En 2010, 31 % des sommes versées par les entreprises françaises de plus de 10 salariés au titre de la participation ont ainsi été versées directement aux salariés à la demande de ceux-ci, chiffre en progression de 5 points par rapport à 2009, date de mise en place de nouveau mécanisme de répartition.

Cette exception s'ajoute à celles définies à l'article R. 3324-22 du code du travail énumérant les situations ou les projets du salarié lui permettant de liquider ou transférer exceptionnellement ses droits avant l'expiration du délai de cinq ans. Il s'agit pour mémoire :

- du mariage de l'intéressé ou de la conclusion d'un pacte civil de solidarité ;

- de la naissance ou de l'arrivée au foyer d'un enfant en vue de son adoption dès lors que le foyer compte déjà au moins deux enfants à sa charge ;

- du divorce, de la séparation ou de la dissolution d'un pacte civil de solidarité lorsqu'ils sont assortis d'un jugement prévoyant la résidence habituelle unique ou partagée d'au moins un enfant au domicile de l'intéressé ;

- de l'invalidité du salarié, de ses enfants, de son conjoint ou de la personne qui lui est liée par un pacte civil de solidarité (...) ;

- du décès du salarié, de son conjoint ou de la personne liée au bénéficiaire par un pacte civil de solidarité ;

- de la cessation du contrat de travail ;

- de l'affectation des sommes épargnées à la création ou reprise, par le salarié, ses enfants, son conjoint ou la personne liée au bénéficiaire par un pacte civil de solidarité, d'une entreprise industrielle, commerciale, artisanale ou agricole (...) ;

- de l'affectation des sommes épargnées à l'acquisition ou agrandissement de la résidence principale (...) ;

- de la situation de surendettement du salarié (...), sur demande adressée à l'organisme gestionnaire des fonds ou à l'employeur, soit par le président de la commission de surendettement des particuliers, soit par le juge lorsque le déblocage des droits paraît nécessaire à l'apurement du passif de l'intéressé ».

La levée anticipée de l'indisponibilité demandée par l'intéressée à l'occasion de la réalisation de l'une des conditions énumérées précédemment doit alors intervenir sous forme d'un versement unique portant sur tout ou partie des droits susceptibles d'être débloqués.

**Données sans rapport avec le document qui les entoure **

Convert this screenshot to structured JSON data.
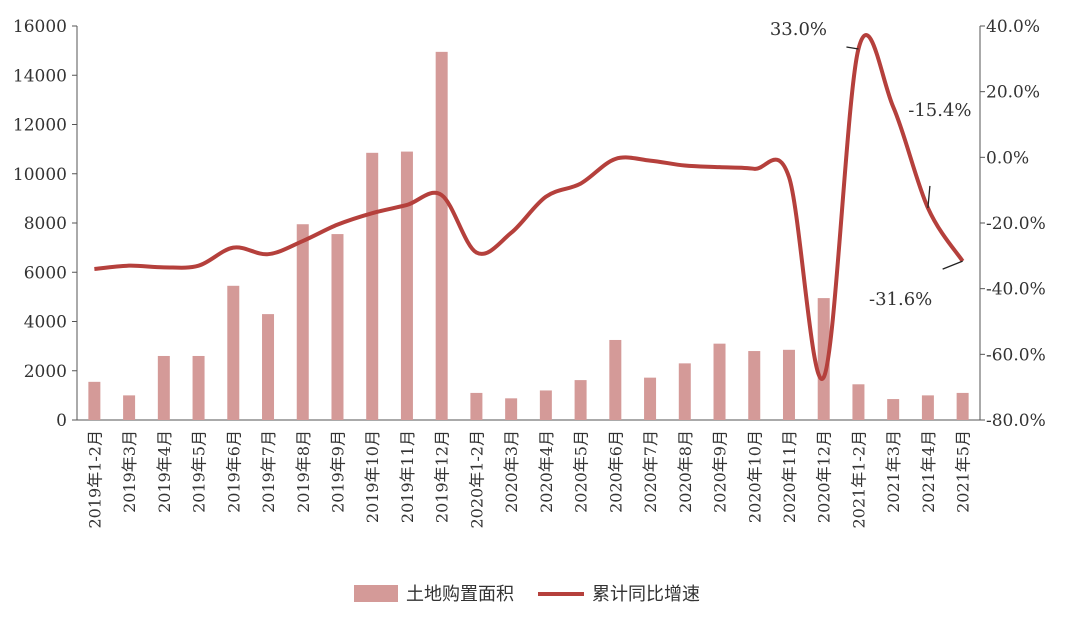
{
  "chart_data": {
    "type": "bar+line",
    "title": "",
    "xlabel": "",
    "ylabel": "",
    "categories": [
      "2019年1-2月",
      "2019年3月",
      "2019年4月",
      "2019年5月",
      "2019年6月",
      "2019年7月",
      "2019年8月",
      "2019年9月",
      "2019年10月",
      "2019年11月",
      "2019年12月",
      "2020年1-2月",
      "2020年3月",
      "2020年4月",
      "2020年5月",
      "2020年6月",
      "2020年7月",
      "2020年8月",
      "2020年9月",
      "2020年10月",
      "2020年11月",
      "2020年12月",
      "2021年1-2月",
      "2021年3月",
      "2021年4月",
      "2021年5月"
    ],
    "series": [
      {
        "name": "土地购置面积",
        "type": "bar",
        "axis": "left",
        "color": "#d49a98",
        "values": [
          1550,
          1000,
          2600,
          2600,
          5450,
          4300,
          7950,
          7550,
          10850,
          10900,
          14950,
          1100,
          880,
          1200,
          1620,
          3250,
          1720,
          2300,
          3100,
          2800,
          2850,
          4950,
          1450,
          850,
          1000,
          1100
        ]
      },
      {
        "name": "累计同比增速",
        "type": "line",
        "axis": "right",
        "color": "#b5403c",
        "values": [
          -34.0,
          -33.0,
          -33.5,
          -33.0,
          -27.5,
          -29.5,
          -25.5,
          -20.5,
          -17.0,
          -14.5,
          -11.5,
          -29.0,
          -23.0,
          -12.0,
          -8.0,
          -0.5,
          -1.0,
          -2.5,
          -3.0,
          -3.5,
          -6.0,
          -67.0,
          33.0,
          15.4,
          -15.4,
          -31.6
        ]
      }
    ],
    "y_left": {
      "min": 0,
      "max": 16000,
      "ticks": [
        "0",
        "2000",
        "4000",
        "6000",
        "8000",
        "10000",
        "12000",
        "14000",
        "16000"
      ]
    },
    "y_right": {
      "min": -80,
      "max": 40,
      "ticks": [
        "-80.0%",
        "-60.0%",
        "-40.0%",
        "-20.0%",
        "0.0%",
        "20.0%",
        "40.0%"
      ]
    },
    "annotations": [
      {
        "text": "33.0%",
        "index": 22
      },
      {
        "text": "-15.4%",
        "index": 24
      },
      {
        "text": "-31.6%",
        "index": 25
      }
    ],
    "legend": {
      "placement": "bottom-center",
      "items": [
        "土地购置面积",
        "累计同比增速"
      ]
    },
    "grid": false
  }
}
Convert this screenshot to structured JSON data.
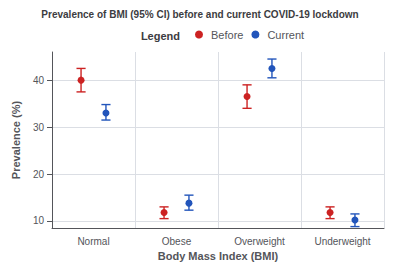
{
  "chart_data": {
    "type": "errorbar",
    "title": "Prevalence of BMI (95% CI) before and current COVID-19 lockdown",
    "xlabel": "Body Mass Index (BMI)",
    "ylabel": "Prevalence (%)",
    "categories": [
      "Normal",
      "Obese",
      "Overweight",
      "Underweight"
    ],
    "series": [
      {
        "name": "Before",
        "color": "#cc2222",
        "values": [
          40.0,
          11.8,
          36.5,
          11.8
        ],
        "ci_lower": [
          37.5,
          10.5,
          34.0,
          10.5
        ],
        "ci_upper": [
          42.5,
          13.0,
          39.0,
          13.0
        ]
      },
      {
        "name": "Current",
        "color": "#2255bb",
        "values": [
          33.0,
          13.8,
          42.5,
          10.2
        ],
        "ci_lower": [
          31.5,
          12.3,
          40.5,
          8.8
        ],
        "ci_upper": [
          34.8,
          15.5,
          44.5,
          11.5
        ]
      }
    ],
    "ylim": [
      8.5,
      46
    ],
    "yticks": [
      10,
      20,
      30,
      40
    ],
    "grid": true,
    "legend": "top",
    "legend_title": "Legend",
    "marker": "circle"
  }
}
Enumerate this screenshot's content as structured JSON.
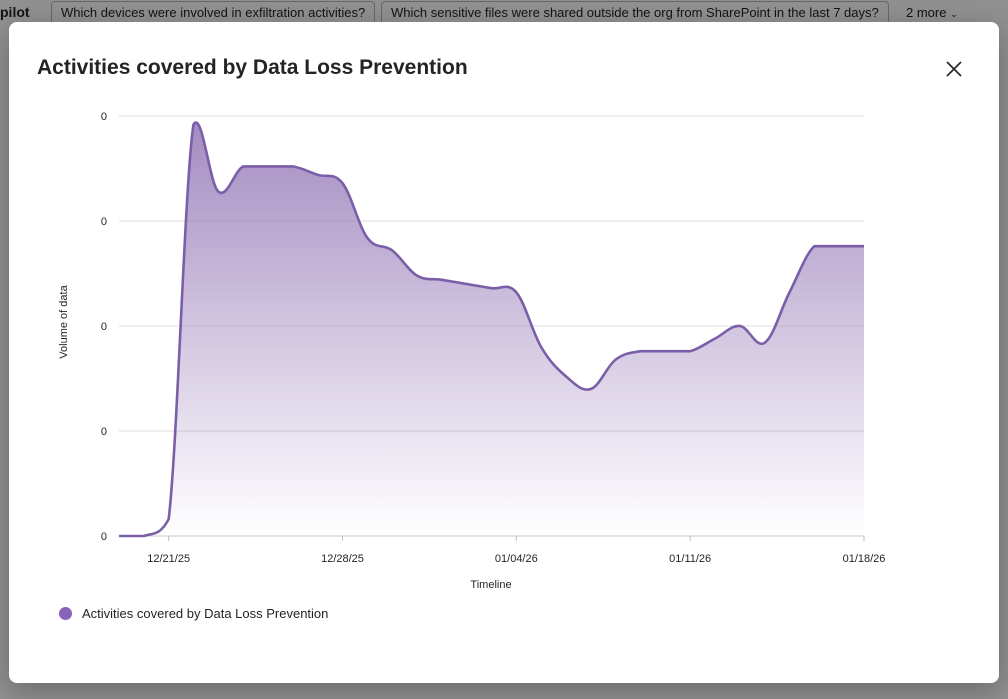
{
  "background": {
    "partial_title": "pilot",
    "suggestions": [
      "Which devices were involved in exfiltration activities?",
      "Which sensitive files were shared outside the org from SharePoint in the last 7 days?"
    ],
    "more_label": "2 more"
  },
  "modal": {
    "title": "Activities covered by Data Loss Prevention",
    "close_icon": "close-icon"
  },
  "colors": {
    "series": "#8764b8",
    "accent": "#7a5fa8"
  },
  "chart_data": {
    "type": "area",
    "xlabel": "Timeline",
    "ylabel": "Volume of data",
    "x_tick_labels": [
      "12/21/25",
      "12/28/25",
      "01/04/26",
      "01/11/26",
      "01/18/26"
    ],
    "y_tick_labels": [
      "0",
      "0",
      "0",
      "0",
      "0"
    ],
    "grid": true,
    "legend_position": "bottom-left",
    "series": [
      {
        "name": "Activities covered by Data Loss Prevention",
        "x": [
          "12/19/25",
          "12/20/25",
          "12/21/25",
          "12/22/25",
          "12/23/25",
          "12/24/25",
          "12/25/25",
          "12/26/25",
          "12/27/25",
          "12/28/25",
          "12/29/25",
          "12/30/25",
          "12/31/25",
          "01/01/26",
          "01/02/26",
          "01/03/26",
          "01/04/26",
          "01/05/26",
          "01/06/26",
          "01/07/26",
          "01/08/26",
          "01/09/26",
          "01/10/26",
          "01/11/26",
          "01/12/26",
          "01/13/26",
          "01/14/26",
          "01/15/26",
          "01/16/26",
          "01/17/26",
          "01/18/26"
        ],
        "values": [
          0,
          0,
          4,
          98,
          82,
          88,
          88,
          88,
          86,
          84,
          71,
          68,
          62,
          61,
          60,
          59,
          58,
          45,
          38,
          35,
          42,
          44,
          44,
          44,
          47,
          50,
          46,
          58,
          69,
          69,
          69
        ]
      }
    ],
    "ylim": [
      0,
      100
    ]
  }
}
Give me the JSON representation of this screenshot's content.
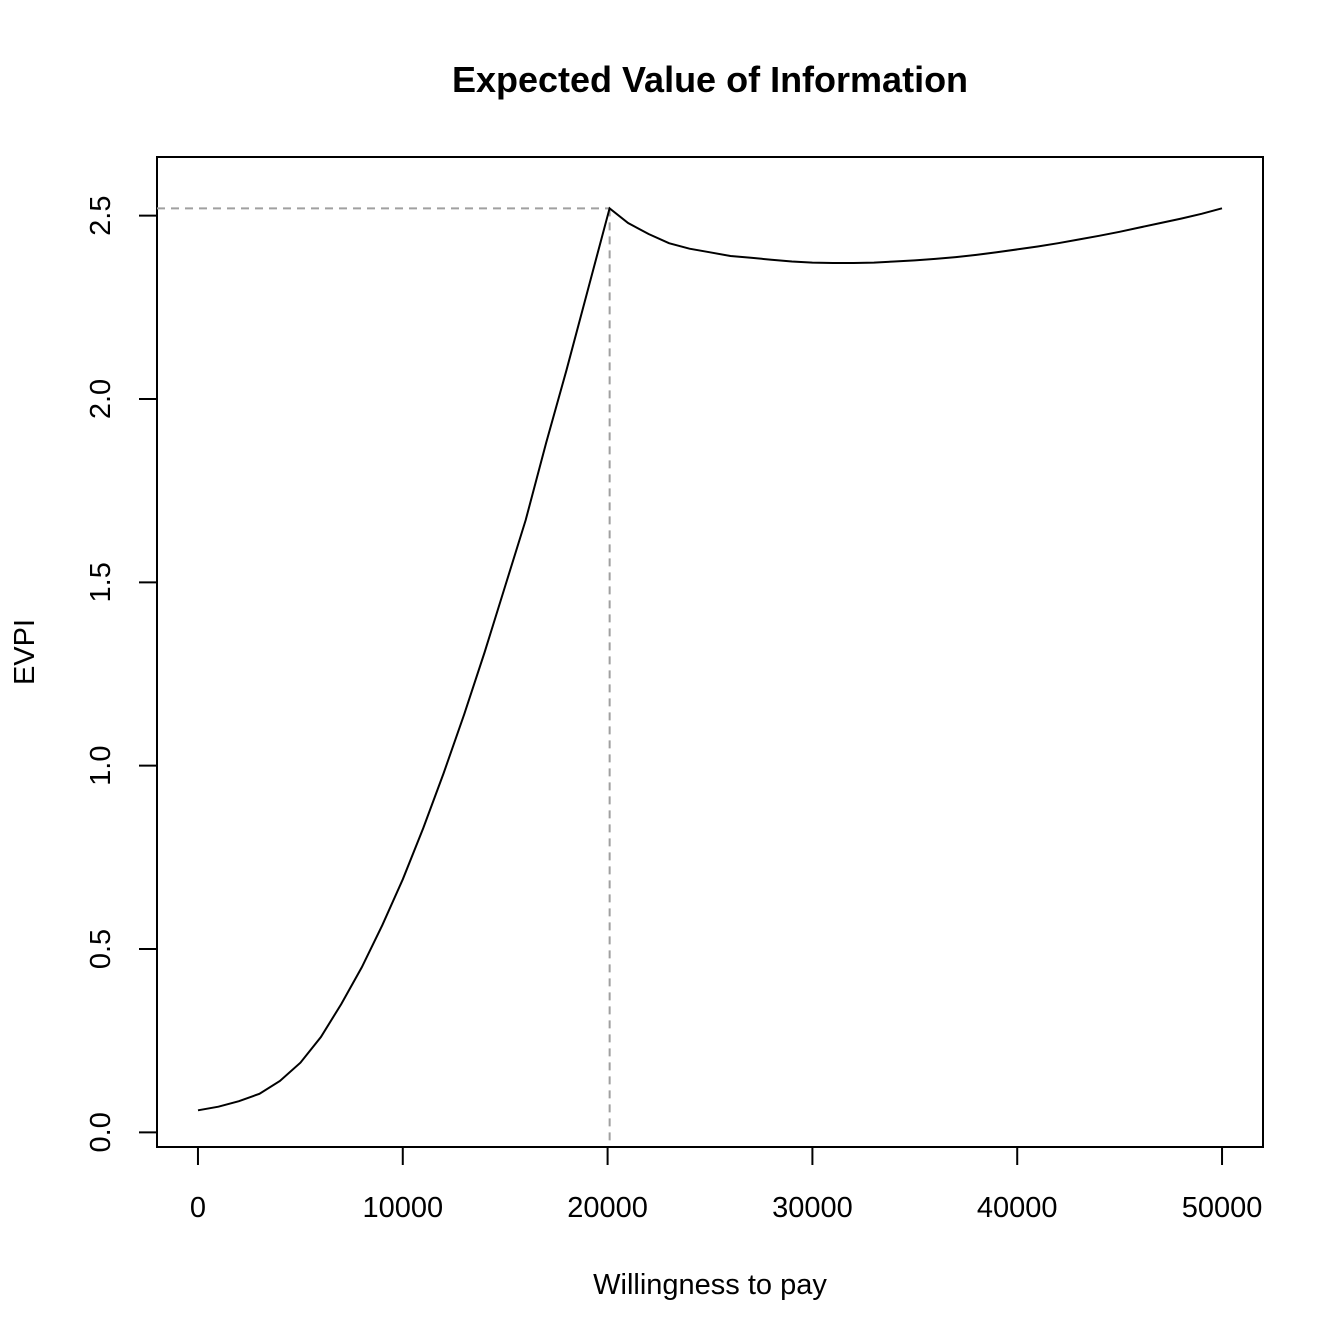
{
  "chart_data": {
    "type": "line",
    "title": "Expected Value of Information",
    "xlabel": "Willingness to pay",
    "ylabel": "EVPI",
    "xlim": [
      -2000,
      52000
    ],
    "ylim": [
      -0.04,
      2.66
    ],
    "x_ticks": [
      0,
      10000,
      20000,
      30000,
      40000,
      50000
    ],
    "x_tick_labels": [
      "0",
      "10000",
      "20000",
      "30000",
      "40000",
      "50000"
    ],
    "y_ticks": [
      0,
      0.5,
      1,
      1.5,
      2,
      2.5
    ],
    "y_tick_labels": [
      "0.0",
      "0.5",
      "1.0",
      "1.5",
      "2.0",
      "2.5"
    ],
    "grid": false,
    "legend": "none",
    "series": [
      {
        "color": "#000000",
        "x": [
          0,
          1000,
          2000,
          3000,
          4000,
          5000,
          6000,
          7000,
          8000,
          9000,
          10000,
          11000,
          12000,
          13000,
          14000,
          15000,
          16000,
          17000,
          18000,
          19000,
          20100,
          21000,
          22000,
          23000,
          24000,
          25000,
          26000,
          27000,
          28000,
          29000,
          30000,
          31000,
          32000,
          33000,
          34000,
          35000,
          36000,
          37000,
          38000,
          39000,
          40000,
          41000,
          42000,
          43000,
          44000,
          45000,
          46000,
          47000,
          48000,
          49000,
          50000
        ],
        "y": [
          0.06,
          0.07,
          0.085,
          0.105,
          0.14,
          0.19,
          0.26,
          0.35,
          0.45,
          0.565,
          0.69,
          0.83,
          0.98,
          1.14,
          1.31,
          1.49,
          1.67,
          1.88,
          2.08,
          2.29,
          2.52,
          2.48,
          2.45,
          2.425,
          2.41,
          2.4,
          2.39,
          2.385,
          2.38,
          2.375,
          2.372,
          2.371,
          2.371,
          2.372,
          2.375,
          2.378,
          2.382,
          2.387,
          2.393,
          2.4,
          2.408,
          2.416,
          2.425,
          2.435,
          2.445,
          2.456,
          2.468,
          2.48,
          2.492,
          2.505,
          2.52
        ]
      }
    ],
    "reference_point": {
      "x": 20100,
      "y": 2.52
    }
  }
}
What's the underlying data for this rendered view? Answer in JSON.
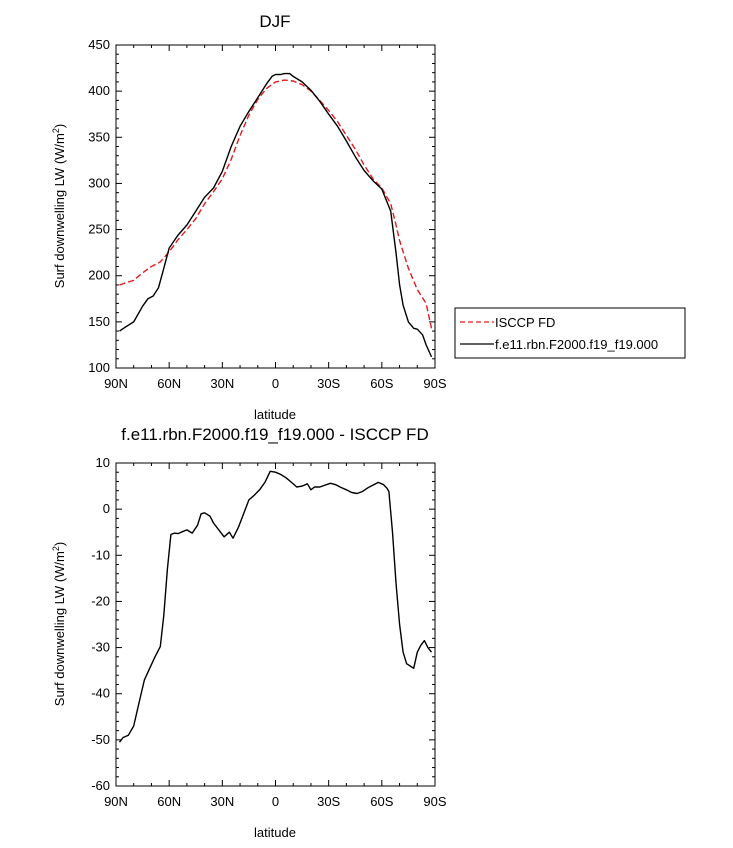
{
  "chart_data": [
    {
      "type": "line",
      "title": "DJF",
      "xlabel": "latitude",
      "ylabel": "Surf downwelling LW (W/m²)",
      "xlim": [
        -90,
        90
      ],
      "ylim": [
        100,
        450
      ],
      "xticks": [
        -90,
        -60,
        -30,
        0,
        30,
        60,
        90
      ],
      "xtick_labels": [
        "90N",
        "60N",
        "30N",
        "0",
        "30S",
        "60S",
        "90S"
      ],
      "yticks": [
        100,
        150,
        200,
        250,
        300,
        350,
        400,
        450
      ],
      "ytick_labels": [
        "100",
        "150",
        "200",
        "250",
        "300",
        "350",
        "400",
        "450"
      ],
      "legend_position": "right",
      "series": [
        {
          "name": "ISCCP FD",
          "color": "#e41a1c",
          "dash": "dashed",
          "x": [
            -88,
            -80,
            -75,
            -70,
            -65,
            -60,
            -55,
            -50,
            -45,
            -40,
            -35,
            -30,
            -25,
            -20,
            -15,
            -10,
            -5,
            0,
            5,
            10,
            15,
            20,
            25,
            30,
            35,
            40,
            45,
            50,
            55,
            60,
            65,
            68,
            70,
            75,
            80,
            85,
            88
          ],
          "y": [
            190,
            195,
            203,
            210,
            215,
            226,
            239,
            250,
            262,
            278,
            291,
            305,
            326,
            352,
            374,
            391,
            403,
            410,
            412,
            411,
            407,
            400,
            390,
            379,
            367,
            352,
            337,
            320,
            305,
            295,
            278,
            255,
            238,
            208,
            185,
            170,
            143
          ]
        },
        {
          "name": "f.e11.rbn.F2000.f19_f19.000",
          "color": "#000000",
          "dash": "solid",
          "x": [
            -88,
            -85,
            -80,
            -75,
            -72,
            -69,
            -66,
            -63,
            -60,
            -55,
            -50,
            -45,
            -40,
            -35,
            -30,
            -25,
            -20,
            -15,
            -10,
            -5,
            -2,
            0,
            3,
            5,
            8,
            10,
            15,
            20,
            25,
            30,
            35,
            40,
            45,
            50,
            55,
            60,
            65,
            68,
            70,
            72,
            75,
            78,
            80,
            83,
            85,
            88
          ],
          "y": [
            140,
            144,
            150,
            167,
            175,
            178,
            187,
            208,
            230,
            244,
            255,
            270,
            285,
            295,
            313,
            340,
            362,
            378,
            393,
            408,
            416,
            418,
            418,
            419,
            419,
            416,
            410,
            401,
            389,
            375,
            362,
            346,
            329,
            314,
            303,
            294,
            270,
            225,
            190,
            168,
            150,
            143,
            142,
            136,
            125,
            112
          ]
        }
      ]
    },
    {
      "type": "line",
      "title": "f.e11.rbn.F2000.f19_f19.000 - ISCCP FD",
      "xlabel": "latitude",
      "ylabel": "Surf downwelling LW (W/m²)",
      "xlim": [
        -90,
        90
      ],
      "ylim": [
        -60,
        10
      ],
      "xticks": [
        -90,
        -60,
        -30,
        0,
        30,
        60,
        90
      ],
      "xtick_labels": [
        "90N",
        "60N",
        "30N",
        "0",
        "30S",
        "60S",
        "90S"
      ],
      "yticks": [
        -60,
        -50,
        -40,
        -30,
        -20,
        -10,
        0,
        10
      ],
      "ytick_labels": [
        "-60",
        "-50",
        "-40",
        "-30",
        "-20",
        "-10",
        "0",
        "10"
      ],
      "series": [
        {
          "color": "#000000",
          "dash": "solid",
          "x": [
            -88,
            -86,
            -83,
            -80,
            -77,
            -74,
            -71,
            -68,
            -65,
            -63,
            -61,
            -59,
            -57,
            -55,
            -52,
            -50,
            -47,
            -44,
            -42,
            -40,
            -37,
            -35,
            -32,
            -29,
            -26,
            -24,
            -21,
            -18,
            -15,
            -12,
            -9,
            -6,
            -3,
            0,
            3,
            6,
            9,
            12,
            15,
            18,
            20,
            22,
            25,
            28,
            31,
            34,
            37,
            40,
            43,
            46,
            49,
            52,
            55,
            58,
            61,
            63,
            64,
            66,
            68,
            70,
            72,
            74,
            76,
            78,
            80,
            82,
            84,
            86,
            88
          ],
          "y": [
            -50.5,
            -49.5,
            -49,
            -47,
            -42,
            -37,
            -34.5,
            -32,
            -29.8,
            -23,
            -13,
            -5.5,
            -5.2,
            -5.3,
            -4.8,
            -4.5,
            -5.2,
            -3.5,
            -1,
            -0.8,
            -1.5,
            -3,
            -4.5,
            -6,
            -5,
            -6.3,
            -4,
            -1,
            2,
            3,
            4.2,
            5.8,
            8.2,
            8,
            7.5,
            6.8,
            5.8,
            4.8,
            5,
            5.5,
            4.2,
            4.8,
            4.8,
            5.2,
            5.6,
            5.3,
            4.7,
            4.2,
            3.6,
            3.4,
            3.8,
            4.6,
            5.2,
            5.8,
            5.3,
            4.5,
            3.8,
            -5,
            -16,
            -25,
            -31,
            -33.5,
            -34,
            -34.5,
            -31,
            -29.5,
            -28.5,
            -30,
            -31
          ]
        }
      ]
    }
  ]
}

* 1 En particulier par le chapitre II de l'ordonnance n° 86-1134 du 21 octobre 1986 prise en application de l'article 3 de la loi n° 86-793 du 2 juillet 1986, les articles 5 à 7 de la loi n° 90-1002 du 7 novembre 1990 tendant à favoriser l'intéressement des salariés à l'entreprise et par les articles 16 à 19 de la loi n° 94-640 du 25 juillet 1994 relative à l'amélioration de la participation des salariés dans l'entreprise, loi n° 2006-1770 du 30 décembre 2006 pour le développement de la participation et de l'actionnariat salarié et portant diverses dispositions d'ordre économique et social, loi n° 2008-1258 du 3 décembre 2008 en faveur des revenus du travail.

* 2 Les entreprises de plus de 50 salariés n'ayant pas conclu d'accord se voient appliquer le régime dit d'autorité défini à l'article L. 3323-5 du code du travail.

* 3 Dans les faits, cette possibilité reste peu utilisée.